First YoY Adjusted EBITDA Growth and Operating Leverage Improvement
Company delivered its first year-over-year adjusted EBITDA growth in more than two years and reported the first improvement in operating leverage since becoming public, driven by a $0.02 year-over-year improvement in operating leverage per pound.
Cost per Pound Reduction
Cost per pound improved by $0.02 year-over-year, attributable to lower merchandise and delivery costs, improved plant productivity and SG&A streamlining.
Operational Performance Metrics Improved
Key operational KPIs improved versus Q2 FY2025: on-time delivery up 270 basis points, plant productivity increased ~11%, and customer complaints declined ~4%.

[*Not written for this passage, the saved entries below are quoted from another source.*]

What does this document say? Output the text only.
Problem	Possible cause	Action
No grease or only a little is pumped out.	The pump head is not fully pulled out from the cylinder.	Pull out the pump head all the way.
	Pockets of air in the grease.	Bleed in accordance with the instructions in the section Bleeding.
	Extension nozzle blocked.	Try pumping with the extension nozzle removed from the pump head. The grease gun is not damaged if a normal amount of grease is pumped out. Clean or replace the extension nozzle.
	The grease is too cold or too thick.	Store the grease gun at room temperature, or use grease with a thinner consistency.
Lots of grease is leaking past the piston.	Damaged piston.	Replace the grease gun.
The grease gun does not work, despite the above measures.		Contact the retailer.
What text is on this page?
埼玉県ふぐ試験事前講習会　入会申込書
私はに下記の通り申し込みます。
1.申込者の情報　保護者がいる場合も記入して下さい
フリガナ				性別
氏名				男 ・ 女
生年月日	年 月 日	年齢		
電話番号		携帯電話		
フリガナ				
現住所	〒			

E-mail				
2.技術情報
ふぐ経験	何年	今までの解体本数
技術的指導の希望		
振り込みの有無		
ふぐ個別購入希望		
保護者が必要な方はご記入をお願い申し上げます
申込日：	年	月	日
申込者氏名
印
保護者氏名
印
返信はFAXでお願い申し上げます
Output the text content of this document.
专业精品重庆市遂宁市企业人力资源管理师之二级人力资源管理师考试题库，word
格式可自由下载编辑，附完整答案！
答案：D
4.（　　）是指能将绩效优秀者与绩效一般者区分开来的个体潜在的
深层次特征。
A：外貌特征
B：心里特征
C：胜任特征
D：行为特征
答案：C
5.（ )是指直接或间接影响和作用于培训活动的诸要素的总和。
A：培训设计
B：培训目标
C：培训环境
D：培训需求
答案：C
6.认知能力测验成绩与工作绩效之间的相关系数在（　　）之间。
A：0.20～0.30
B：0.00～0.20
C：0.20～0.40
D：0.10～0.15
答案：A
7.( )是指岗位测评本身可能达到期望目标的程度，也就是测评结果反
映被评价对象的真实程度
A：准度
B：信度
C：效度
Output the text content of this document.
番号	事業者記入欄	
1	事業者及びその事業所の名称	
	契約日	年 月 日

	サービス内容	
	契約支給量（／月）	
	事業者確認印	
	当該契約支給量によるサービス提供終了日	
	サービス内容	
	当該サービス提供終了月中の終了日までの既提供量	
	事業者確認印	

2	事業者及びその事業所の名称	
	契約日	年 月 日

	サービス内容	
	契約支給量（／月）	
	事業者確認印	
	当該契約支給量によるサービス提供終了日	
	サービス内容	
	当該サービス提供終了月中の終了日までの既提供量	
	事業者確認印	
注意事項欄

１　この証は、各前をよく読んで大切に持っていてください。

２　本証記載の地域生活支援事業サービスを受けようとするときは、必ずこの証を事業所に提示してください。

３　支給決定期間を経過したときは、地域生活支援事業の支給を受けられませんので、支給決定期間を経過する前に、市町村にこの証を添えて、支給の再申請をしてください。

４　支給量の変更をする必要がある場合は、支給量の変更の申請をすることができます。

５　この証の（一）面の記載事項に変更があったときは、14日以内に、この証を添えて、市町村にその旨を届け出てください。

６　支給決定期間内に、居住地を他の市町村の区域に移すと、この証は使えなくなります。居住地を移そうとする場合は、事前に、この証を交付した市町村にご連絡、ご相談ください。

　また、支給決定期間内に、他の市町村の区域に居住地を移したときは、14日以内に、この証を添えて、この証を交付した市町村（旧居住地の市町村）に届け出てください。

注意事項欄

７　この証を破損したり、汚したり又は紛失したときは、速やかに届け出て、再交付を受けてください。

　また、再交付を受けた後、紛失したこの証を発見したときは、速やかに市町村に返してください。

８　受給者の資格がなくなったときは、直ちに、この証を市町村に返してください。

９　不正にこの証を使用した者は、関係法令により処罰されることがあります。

Revenue-Per-Pound Stabilization and Revenue Quality
Revenue per pound was flat at $1.37 year-over-year and sequentially (first time flat since becoming public); the company exited ~6 million pounds of lower-quality volume (averaging ~$1.00/pound), which improved overall revenue quality.
Cash Flow and Balance Sheet Progress
Q2 operating cash flow was $58.3 million and free cash flow $45.6 million; adjusted free cash flow was $57 million. Year-to-date free cash flow improved to ~$74 million (a ~$92 million improvement YoY). Company repaid $34 million of debt in the quarter and ended Q2 with $344 million of available liquidity (including ~$294M revolver capacity and ~$50M cash).
Raised Full-Year Guidance
Management raised FY2026 adjusted EBITDA guidance to $295 million–$325 million (midpoint $310M, up from prior midpoint $300M) and increased expected in-year transformation benefits to ~$50 million (from $40M). Free cash flow guidance was raised materially to $120 million–$150 million (from $50M–$60M).
Asset Dispositions and Debt Reduction Actions
Sold two inactive nonoperating facilities in the quarter generating ~$6.5 million in net proceeds used to repay debt; actively marketing additional nonoperating properties (11 properties with estimated value ~$15 million) for further debt reduction and balance sheet optimization.